In time, after what I can only consider Administrative Evolution, I was permitted to transfer to a different division of Public Works, that of Code Enforcement. I had been battling for this transfer for years, but were I in the place of those whose choice it had been, I would have denied me just the same. Legality aside, promoting an aggressive shop steward is counter-productive from a certain perspective. It could be considered a reward for dissidence, and such a thing should never be rewarded.

After many of the generals who had stood against me were lost to retirement and after many walks for tax increases, I appealed to the new administration to ‘treat me fairly,’ and they did. I was promoted to the new position where I currently reside. But this position is not without its own stresses.

I once fought against ‘Big Brother.’ Now it seems I have become him. I patrol for code violations and issue warnings that, if left unheeded, turn into court summons. These summons often spur a sudden interest in correcting the previous warnings, but little can be done at that point. The blow has been dealt. No one may move into a house in the City without seeing the house into compliance and receiving approval from myself or one of my new peers.

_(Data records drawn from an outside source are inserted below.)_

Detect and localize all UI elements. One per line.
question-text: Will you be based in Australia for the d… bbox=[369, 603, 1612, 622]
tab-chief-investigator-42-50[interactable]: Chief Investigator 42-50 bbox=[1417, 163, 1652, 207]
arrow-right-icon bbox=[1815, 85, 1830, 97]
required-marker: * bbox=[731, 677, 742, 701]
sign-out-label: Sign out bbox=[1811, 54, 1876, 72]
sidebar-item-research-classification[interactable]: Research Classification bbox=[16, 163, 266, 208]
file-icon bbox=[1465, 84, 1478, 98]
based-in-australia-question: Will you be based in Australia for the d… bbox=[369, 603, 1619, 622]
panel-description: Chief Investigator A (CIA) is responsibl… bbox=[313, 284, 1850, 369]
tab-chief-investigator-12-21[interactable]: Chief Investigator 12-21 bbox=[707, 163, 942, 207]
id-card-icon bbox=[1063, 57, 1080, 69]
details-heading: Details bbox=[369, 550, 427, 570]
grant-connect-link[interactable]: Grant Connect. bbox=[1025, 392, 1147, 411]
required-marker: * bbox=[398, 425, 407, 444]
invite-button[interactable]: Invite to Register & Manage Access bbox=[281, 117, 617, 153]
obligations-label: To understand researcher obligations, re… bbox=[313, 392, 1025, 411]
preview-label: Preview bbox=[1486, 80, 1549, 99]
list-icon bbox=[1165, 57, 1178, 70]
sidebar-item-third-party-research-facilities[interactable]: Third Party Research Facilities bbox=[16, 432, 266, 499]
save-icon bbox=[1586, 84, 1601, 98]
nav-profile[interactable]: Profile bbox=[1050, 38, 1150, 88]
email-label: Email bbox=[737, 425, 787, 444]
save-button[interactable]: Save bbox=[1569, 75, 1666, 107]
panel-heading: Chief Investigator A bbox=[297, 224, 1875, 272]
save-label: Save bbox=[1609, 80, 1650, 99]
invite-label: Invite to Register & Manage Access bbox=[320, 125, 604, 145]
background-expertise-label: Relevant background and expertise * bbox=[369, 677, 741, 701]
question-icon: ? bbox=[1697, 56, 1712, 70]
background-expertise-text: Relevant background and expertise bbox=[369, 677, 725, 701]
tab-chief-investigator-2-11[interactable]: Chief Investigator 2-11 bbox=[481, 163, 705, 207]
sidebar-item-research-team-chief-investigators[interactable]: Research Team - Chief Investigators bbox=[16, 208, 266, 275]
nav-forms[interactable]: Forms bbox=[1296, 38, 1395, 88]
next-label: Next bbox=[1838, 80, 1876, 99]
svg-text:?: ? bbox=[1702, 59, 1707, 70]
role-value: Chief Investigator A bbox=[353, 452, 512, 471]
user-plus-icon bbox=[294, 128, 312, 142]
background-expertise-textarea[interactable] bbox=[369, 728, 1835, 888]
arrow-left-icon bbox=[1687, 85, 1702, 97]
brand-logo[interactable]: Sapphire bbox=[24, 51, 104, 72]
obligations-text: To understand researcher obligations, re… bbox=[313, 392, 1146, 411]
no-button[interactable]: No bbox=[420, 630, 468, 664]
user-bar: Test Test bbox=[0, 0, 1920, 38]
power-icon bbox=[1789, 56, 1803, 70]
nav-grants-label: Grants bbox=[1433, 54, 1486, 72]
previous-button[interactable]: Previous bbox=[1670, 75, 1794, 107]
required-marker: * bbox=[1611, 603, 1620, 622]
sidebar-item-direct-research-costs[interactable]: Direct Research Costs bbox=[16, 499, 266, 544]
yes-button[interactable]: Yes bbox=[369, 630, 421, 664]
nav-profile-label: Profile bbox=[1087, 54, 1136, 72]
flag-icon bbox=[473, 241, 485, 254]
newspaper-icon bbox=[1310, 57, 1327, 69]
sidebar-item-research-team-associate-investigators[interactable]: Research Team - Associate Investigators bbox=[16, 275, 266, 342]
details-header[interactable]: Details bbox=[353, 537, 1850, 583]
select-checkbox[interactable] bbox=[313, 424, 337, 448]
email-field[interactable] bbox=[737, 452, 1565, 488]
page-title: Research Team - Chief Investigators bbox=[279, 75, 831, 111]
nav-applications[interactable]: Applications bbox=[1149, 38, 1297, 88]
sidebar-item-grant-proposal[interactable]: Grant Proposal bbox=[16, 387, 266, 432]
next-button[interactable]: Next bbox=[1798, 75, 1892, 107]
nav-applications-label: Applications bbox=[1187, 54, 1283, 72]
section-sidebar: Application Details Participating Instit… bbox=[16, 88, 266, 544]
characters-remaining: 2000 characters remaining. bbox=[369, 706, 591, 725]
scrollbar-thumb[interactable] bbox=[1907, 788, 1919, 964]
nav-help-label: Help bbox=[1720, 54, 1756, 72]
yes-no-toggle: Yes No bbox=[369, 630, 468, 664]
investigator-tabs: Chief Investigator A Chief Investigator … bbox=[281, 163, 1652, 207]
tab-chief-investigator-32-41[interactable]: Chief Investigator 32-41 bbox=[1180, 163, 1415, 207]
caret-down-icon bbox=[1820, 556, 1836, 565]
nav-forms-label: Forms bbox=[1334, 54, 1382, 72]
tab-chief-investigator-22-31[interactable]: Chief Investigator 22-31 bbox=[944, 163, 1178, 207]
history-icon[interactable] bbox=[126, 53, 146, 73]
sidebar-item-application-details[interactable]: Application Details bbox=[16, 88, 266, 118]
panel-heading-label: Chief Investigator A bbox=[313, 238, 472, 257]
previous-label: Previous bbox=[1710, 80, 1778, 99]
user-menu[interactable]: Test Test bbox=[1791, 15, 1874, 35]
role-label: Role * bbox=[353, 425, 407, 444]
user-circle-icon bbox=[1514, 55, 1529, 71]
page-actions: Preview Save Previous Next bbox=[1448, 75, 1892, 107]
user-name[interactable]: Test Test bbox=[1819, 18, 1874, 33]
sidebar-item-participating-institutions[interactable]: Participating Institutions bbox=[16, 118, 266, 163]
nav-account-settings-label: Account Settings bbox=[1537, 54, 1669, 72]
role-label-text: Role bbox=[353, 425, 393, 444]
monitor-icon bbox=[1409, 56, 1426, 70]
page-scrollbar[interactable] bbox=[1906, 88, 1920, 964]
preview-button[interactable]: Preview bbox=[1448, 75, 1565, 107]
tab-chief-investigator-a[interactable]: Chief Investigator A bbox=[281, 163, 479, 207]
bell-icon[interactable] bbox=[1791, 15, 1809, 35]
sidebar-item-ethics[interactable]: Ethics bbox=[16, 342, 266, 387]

Forcing the hands of residents, making them do what they otherwise would not— these are new sources for stress that I am learning to deal with. Submitting warrants to take away illegally stored property; cars, trash, and materials— the invasiveness, though fully legal, puts me in conflict with my decades long desire to unremittingly serve the residents of this city.

Knowing that each person who receives notice from me believes that they are the only person who has ever been called out on said violation, that they believe that every house in the City is in higher violation than theirs, or the notion that I have some evil desire to single them out for whatever reason— this causes stress equal to but different than that caused by my union responsibilities.

Watching someone charge toward the window of my car intent of challenging me in some way— not knowing if they are going to be kind or cruel, if they are sane or mad, exfiltration of photographs of people’s property as evidence in the preparation of court cases, having trials demanded by those who see such as a chance to man the bully pulpit for their cause, fielding a complaint that a green sticker on a door somehow makes a house with an eleven inch tall lawn look less attractive; these are some of the new stresses I must face now.

But what is different is this: Each blow to my psyche that I take, every elevation of stress that I endure, I can be confident of one thing. There is relief. For every elevation of anxiety the level is constantly depleting. Every event is not a part of the greater whole, of some never ending, interrelated, unwinnable battle against some unstoppable force that can crush my career with its thumb.

The difference is: there is relief and for that I am thankful.